I have heard from my endocrinologist for the official interpretation of my last round of tests. Nothing in the world of endocrinology is simple to understand -- so I'll explain this as best I can:
The Short Version:
My cancer is not any worse than it has been in the past several months. In fact, the bad numbers keep getting lower, which is good, but they're not yet low enough. The PET and WBS scans were negative, which means there are not enough cancerous cells lumped together to show up on the scan, but that does not mean they are not there at all. The plan is to wait six months and do this testing again to see what the numbers show (if they are worse, we will do another treatment; if they are better, we'll discuss different options).
The best news is that I'm able to still keep my New Year's resolution: As of now, there's no need for me to have another surgery, which I'm biased to think is damn good news.
The Long Version:
I take Synthroid every day because I no longer have a thyroid gland. It was taken out in my first surgery and I've had two ablation radioactive Iodine doses to fry what was left. Thyroid hormones are important if you want to live, so I now take mine in the form of a pink pill every morning. Normal people have normal levels of thyroid hormone in their blood stream and bodies. Occasionally people can develop problems where this natural level is either too high (hyperthyroidism) or too low (hypothyroidism), and both of these conditions have their own set of symptoms and problems. Sometimes people take Synthroid because their thyroid glands do not work as effectively as normal people -- they take it as a supplementation to their abnormally functioning thyroid gland.
Because I had thyroid cancer, we want to suppress all thyroid funciton that my body would normally make for itself. It's true that we've taken measures to kill all of the thyroid tissue in my body, but that does not mean that it's all gone. (Even during the surgery the surgeon has to cut around major blood vessels, nerves, and another important parts and organs in your neck, which leaves behind thyroid tissue.) Because we want to suppress my thyroid function, I am on a higher dose of Synthroid than normal hypothyroid people. We do this because we don't want any thyroid tissue in my body to think that it needs to work -- we want to suppress it all together, even the healthy tissue, because we'd rather it not play any reindeer games.
The lab we use as a tumor marker, thyroglobulin, will also "pick up" vibes from normally functioning thyroid tissue as well as cancerous thyroid tissue. It's not an exact measure of only cancer cells, but it's the best test we have for now. We use the thyroglobulin results as well as the results of the PET and WBS scans to interpret the status of disease.
My PET and WBS scans were negative, which means there were not enough cancerous cells lumped together to show up on the scans. However, the thyroglobulin was higher than we want it to be.
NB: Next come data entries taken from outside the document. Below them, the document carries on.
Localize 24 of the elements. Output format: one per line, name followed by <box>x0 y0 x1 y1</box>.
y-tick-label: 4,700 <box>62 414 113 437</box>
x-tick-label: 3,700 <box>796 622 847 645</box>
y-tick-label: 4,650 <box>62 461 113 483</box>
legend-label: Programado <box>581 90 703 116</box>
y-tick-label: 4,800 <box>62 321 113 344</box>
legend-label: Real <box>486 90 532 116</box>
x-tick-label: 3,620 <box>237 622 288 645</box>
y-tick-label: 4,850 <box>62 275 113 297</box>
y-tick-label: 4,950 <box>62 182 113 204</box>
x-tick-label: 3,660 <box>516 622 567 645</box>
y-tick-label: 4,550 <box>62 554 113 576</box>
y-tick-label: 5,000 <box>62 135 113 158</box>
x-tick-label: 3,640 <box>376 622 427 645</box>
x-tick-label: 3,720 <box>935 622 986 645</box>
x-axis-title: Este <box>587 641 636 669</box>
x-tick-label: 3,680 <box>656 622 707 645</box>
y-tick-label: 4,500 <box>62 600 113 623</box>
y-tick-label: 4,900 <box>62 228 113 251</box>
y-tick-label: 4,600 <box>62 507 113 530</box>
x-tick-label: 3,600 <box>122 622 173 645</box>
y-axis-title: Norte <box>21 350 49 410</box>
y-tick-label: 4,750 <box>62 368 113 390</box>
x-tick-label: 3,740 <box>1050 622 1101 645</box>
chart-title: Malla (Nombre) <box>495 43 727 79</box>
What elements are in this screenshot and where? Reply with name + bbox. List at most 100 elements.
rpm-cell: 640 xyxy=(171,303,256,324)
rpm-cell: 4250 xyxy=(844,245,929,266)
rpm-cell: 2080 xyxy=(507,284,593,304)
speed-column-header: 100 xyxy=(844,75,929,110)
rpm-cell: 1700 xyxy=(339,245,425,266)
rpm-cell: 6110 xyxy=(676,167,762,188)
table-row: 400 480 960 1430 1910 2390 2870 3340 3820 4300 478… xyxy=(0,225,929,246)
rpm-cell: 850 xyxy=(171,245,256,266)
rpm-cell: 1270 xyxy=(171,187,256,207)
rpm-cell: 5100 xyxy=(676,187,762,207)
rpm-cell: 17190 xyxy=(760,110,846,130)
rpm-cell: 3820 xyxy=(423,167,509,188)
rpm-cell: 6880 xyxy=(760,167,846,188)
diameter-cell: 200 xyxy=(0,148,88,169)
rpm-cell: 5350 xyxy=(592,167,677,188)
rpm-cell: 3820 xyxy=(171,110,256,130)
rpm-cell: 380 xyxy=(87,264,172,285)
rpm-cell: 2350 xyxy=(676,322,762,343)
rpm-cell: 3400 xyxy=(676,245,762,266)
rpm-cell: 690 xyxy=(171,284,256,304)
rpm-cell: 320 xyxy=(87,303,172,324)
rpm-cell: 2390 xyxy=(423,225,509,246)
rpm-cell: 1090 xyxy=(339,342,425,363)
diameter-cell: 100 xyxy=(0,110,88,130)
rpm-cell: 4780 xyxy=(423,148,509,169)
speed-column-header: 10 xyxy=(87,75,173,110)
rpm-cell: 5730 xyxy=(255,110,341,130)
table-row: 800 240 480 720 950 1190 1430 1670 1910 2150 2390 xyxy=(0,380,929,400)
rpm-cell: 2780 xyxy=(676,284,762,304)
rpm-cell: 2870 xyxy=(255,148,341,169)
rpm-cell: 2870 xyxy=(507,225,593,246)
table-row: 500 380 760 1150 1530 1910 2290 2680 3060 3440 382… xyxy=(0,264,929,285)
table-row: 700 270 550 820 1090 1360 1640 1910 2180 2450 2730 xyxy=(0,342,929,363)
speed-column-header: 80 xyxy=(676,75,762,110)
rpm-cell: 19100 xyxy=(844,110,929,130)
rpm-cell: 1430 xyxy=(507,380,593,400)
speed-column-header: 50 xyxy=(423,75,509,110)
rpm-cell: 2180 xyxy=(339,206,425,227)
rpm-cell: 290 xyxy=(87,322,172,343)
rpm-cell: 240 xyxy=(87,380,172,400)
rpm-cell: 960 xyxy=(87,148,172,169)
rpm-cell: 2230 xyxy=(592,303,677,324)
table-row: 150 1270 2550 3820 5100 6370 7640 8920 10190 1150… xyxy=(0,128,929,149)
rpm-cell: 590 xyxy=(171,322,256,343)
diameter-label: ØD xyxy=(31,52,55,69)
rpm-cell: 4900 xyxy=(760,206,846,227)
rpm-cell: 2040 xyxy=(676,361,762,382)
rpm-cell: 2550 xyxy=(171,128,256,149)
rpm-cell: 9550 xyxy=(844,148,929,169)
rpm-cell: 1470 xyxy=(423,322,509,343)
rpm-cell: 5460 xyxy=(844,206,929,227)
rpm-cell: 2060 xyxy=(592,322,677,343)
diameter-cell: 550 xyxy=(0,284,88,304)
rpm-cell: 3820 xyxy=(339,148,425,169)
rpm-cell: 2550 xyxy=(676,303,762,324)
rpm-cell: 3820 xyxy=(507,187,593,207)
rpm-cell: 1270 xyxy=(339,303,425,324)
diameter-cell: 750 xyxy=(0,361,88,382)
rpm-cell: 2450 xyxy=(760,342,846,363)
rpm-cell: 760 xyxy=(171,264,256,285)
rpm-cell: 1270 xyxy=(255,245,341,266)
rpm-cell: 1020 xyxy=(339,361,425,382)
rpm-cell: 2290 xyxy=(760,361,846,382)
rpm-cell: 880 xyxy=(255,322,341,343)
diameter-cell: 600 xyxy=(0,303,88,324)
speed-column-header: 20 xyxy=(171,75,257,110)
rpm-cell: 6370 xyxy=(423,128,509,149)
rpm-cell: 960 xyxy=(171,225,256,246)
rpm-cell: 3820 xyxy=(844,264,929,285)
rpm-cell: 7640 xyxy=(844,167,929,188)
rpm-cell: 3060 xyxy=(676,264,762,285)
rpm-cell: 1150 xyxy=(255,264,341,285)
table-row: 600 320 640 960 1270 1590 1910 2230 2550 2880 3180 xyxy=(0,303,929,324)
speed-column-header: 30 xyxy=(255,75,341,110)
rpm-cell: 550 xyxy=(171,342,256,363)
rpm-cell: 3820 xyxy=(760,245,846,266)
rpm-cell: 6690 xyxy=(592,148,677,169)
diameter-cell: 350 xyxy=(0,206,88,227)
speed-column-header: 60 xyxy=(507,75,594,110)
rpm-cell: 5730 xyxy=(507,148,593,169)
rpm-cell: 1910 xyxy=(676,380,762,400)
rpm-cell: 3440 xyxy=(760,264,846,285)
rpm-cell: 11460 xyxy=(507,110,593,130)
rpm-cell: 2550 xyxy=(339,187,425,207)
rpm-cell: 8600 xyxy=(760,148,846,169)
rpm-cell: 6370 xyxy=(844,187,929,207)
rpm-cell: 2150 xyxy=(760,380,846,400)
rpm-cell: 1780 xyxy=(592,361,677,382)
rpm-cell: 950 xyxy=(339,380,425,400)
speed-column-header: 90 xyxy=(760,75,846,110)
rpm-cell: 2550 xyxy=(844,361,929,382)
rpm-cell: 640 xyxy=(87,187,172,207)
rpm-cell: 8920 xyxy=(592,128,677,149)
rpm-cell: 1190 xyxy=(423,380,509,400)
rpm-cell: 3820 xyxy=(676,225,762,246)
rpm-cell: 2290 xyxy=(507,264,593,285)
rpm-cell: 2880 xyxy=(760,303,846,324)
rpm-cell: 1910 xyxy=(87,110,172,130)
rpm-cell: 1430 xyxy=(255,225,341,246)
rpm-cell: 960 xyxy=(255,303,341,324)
This is where things get complicated.
The thyroglobulin was not through the roof, which is good. Even though my value, lucky 13, falls within the "normal" limit of thyroglobulin, you have to remember that we're measuring this because of a history of cancer -- we'd rather it be zero, even when I am off of Synthroid (which suppresses thyroid funciton for me - which means that being off of the Synthroid, or suppressing the agent that suppresses my thyroid function, would also yield zero if there was no functioning thyroid tissue in my body). (Try saying that three times fast.)
At this point it is hard to say what the next step should be. Should we go ahead and work towards another ablation radioactive Iodine dose? Even if we're not 100% sure that the thyroglobulin picked up cancerous thyroid tissue versus remaining normal thyroid tissue? This would be my third dose -- the long-term effects of this cancer therapy would start to pose bigger problems for other organs in my body.
When my doctor was going over my results with me she asked me what I wanted to do. I told her that if she told me to strip naked and jump through a ring of fire into a tank of piranha, I'd do it after I rolled around in bacon fat. I told her I trusted her judgement and thought we should do whatever was the most prudent, and the most safe. I admitted that I've been telling her that I wanted to hurry up and have babies not because my clock was ticking but because that's the imaginary benchmark I've set for myself (I've imagined that when they tell me it's safe to conceive, than that means I'm out of the woods, done with this monkey on my back.).
We talked about the potential problems that might come with a third RAI dose, and we decided that we don't have a diffinitive reason to believe that my thyroglobulin is referencing cancerous tissue or normal tissue. Based on this, the plan is to wait six months and do this again (Thyrogen, the medication which encourages thyroid function without having to stop taking Synthroid + scans).
Six months may sound like a long time, but you have to remember that my type of thyroid cancer truly is a horse of a different color. It is typically very slow growing. If in six months we repeat these scans and my thyroglobulin is higher, we will assume it is cancerous tissue and discuss how to kill it. If it is the same or lower, then we'll have another pow-wow and play it by ear. In the meantime I have another appointment in three months for her to feel around, or palpate, my neck to make sure she does not feel anything abnormal.
Although I'm not popping the cork on a bottle of champagne, it's not necessarily bad news. It's just more hurrying up to wait at this point, which only highlights the reality of living with cancer as a chronic illness for us. For the rest of my life I will be followed and evaluated for progression of disease, which is the nature of this beast.
And that, my friends, is the rest of the story. Good day.